As other already wrote, you get overflow; the numbers simply won't fit within java's datatype representation. Python has a built-in capability of bignum as to where java has not.
Try some smaller values and you will see you java-code works fine.
Java's int range
int
4 bytes, signed (two's complement). -2,147,483,648 to 2,147,483,647. Like all numeric types ints may be cast into other numeric types (byte, short, long, float, double).

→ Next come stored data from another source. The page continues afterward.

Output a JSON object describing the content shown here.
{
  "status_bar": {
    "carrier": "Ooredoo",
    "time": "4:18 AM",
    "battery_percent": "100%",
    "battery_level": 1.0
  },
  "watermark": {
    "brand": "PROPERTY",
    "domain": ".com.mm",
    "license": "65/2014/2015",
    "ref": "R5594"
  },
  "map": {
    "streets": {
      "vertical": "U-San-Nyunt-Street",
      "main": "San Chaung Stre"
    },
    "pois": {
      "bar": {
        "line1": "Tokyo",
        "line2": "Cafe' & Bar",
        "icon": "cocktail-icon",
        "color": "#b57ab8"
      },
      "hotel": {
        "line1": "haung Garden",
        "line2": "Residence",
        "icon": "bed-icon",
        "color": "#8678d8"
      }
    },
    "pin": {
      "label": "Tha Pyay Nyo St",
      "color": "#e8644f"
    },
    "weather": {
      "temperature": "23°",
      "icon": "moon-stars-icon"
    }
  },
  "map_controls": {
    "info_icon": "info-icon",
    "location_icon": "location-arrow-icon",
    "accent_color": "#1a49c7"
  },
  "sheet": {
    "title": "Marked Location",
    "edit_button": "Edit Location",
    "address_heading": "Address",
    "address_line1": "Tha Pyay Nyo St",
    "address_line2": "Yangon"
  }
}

When lossy casts are done (e.g. int to byte) the conversion is done modulo the length of the smaller type.
Here the range of int is limited
The problem is very simple ..
coz in java the max limit of integer is 2147483647 u can print it by System.out.println(Integer.MAX_VALUE);
and minimum is System.out.println(Integer.MIN_VALUE);
Because in the java version you store the number as an int which I believe is 32-bit. Consider the biggest (unsigned) number you can store with two bits in binary: 11 which is the number 3 in decimal. The biggest number that can be stored four bits in binary is 1111 which is the number 15 in decimal. A 32-bit (signed) number cannot store anything bigger than 2,147,483,647. When you try to store a number bigger than this it suddenly wraps back around and starts counting up from the negative numbers. This is called overflow.
If you want to try storing bigger numbers, try long.